La ayuda no podía llegarle del exterior. Había sido abandonado a su suerte. Ése había sido su deseo, y su realización le causó regocijo. Depender de sí mismo le había hecho sentirse orgulloso y eufórico, unas emociones que creía invencibles. Ahora éstas no podían desintegrarse de golpe y dejarle tirado, cual un mecanismo con el motor estropeado… Cerró los ojos al mundo circundante y dirigió su mirada hacia sí mismo. Si había alguna posibilidad de salvación, la encontraría ahí, no en la tierra o en los cielos. En el trance en que se encontraba, el único rayo de esperanza que podía vislumbrar estaba en el hipnotizante centelleo de imágenes internas provocado por el efecto embriagador de las ideas. La imaginación era su refugio, lo cual ya había inquietado a Shears. Warden, más prudente, no había resuelto si ello era una cualidad o un defecto.

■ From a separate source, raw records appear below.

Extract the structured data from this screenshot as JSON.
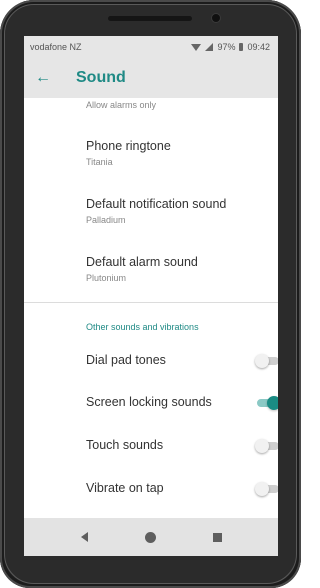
{
  "status_bar": {
    "carrier": "vodafone NZ",
    "battery": "97%",
    "time": "09:42"
  },
  "app_bar": {
    "title": "Sound",
    "back_icon": "arrow-left-icon"
  },
  "partial_item": "Allow alarms only",
  "settings": [
    {
      "title": "Phone ringtone",
      "subtitle": "Titania"
    },
    {
      "title": "Default notification sound",
      "subtitle": "Palladium"
    },
    {
      "title": "Default alarm sound",
      "subtitle": "Plutonium"
    }
  ],
  "section_header": "Other sounds and vibrations",
  "toggles": [
    {
      "label": "Dial pad tones",
      "on": false
    },
    {
      "label": "Screen locking sounds",
      "on": true
    },
    {
      "label": "Touch sounds",
      "on": false
    },
    {
      "label": "Vibrate on tap",
      "on": false
    }
  ],
  "colors": {
    "accent": "#1f8a85",
    "header_bg": "#e6e6e6"
  }
}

Combatir los maleficios de la obsesión con el antídoto de la obsesión voluntaria; proyectar la película donde habían quedado grabados los símbolos representativos de su capital espiritual; escrutar con furia inquisitiva todos los espectros de su universo mental; revolver apasionadamente entre esos testimonios inmateriales de su existencia, hasta descubrir una figura lo suficientemente absorbente para colmar todo el dominio de su conciencia, sin dejar intersticio alguno. Pasó revista febrilmente. El odio al japonés y el sentimiento del deber eran excitantes irrisorios, que ningún escenario lo suficientemente nítido contenía. Pensó en sus superiores, en sus amigos, que habían depositado en él toda su confianza y le aguardaban en la otra orilla. Eso tampoco era lo bastante real, sino únicamente lo suficiente para arrastrarle a sacrificar su propia vida. Hasta la euforia del éxito resultaba ahora estéril. Quizá debiera representarse la victoria bajo una forma más palpable que la de la aureola semiiluminada, cuya pálida irradiación ya no encontraba ningún elemento material al que acogerse.

Una imagen atravesó súbitamente su mente, una imagen que resplandeció con luz pura lo que dura un relámpago. Incluso antes de identificarla, intuyó que era lo suficiente importante como para encarnar una esperanza. Se esforzó por reconocerla y brilló de nuevo. Se trataba de la alucinación de la noche anterior: la hoja de diseño bajo el proyector, con las innúmeras representaciones de la vigueta sobre las que se superponían rectángulos oscuros, esa hoja dominada por un título en letra redonda, que componía interminablemente una palabra en caracteres grandes y relucientes: «destrucción».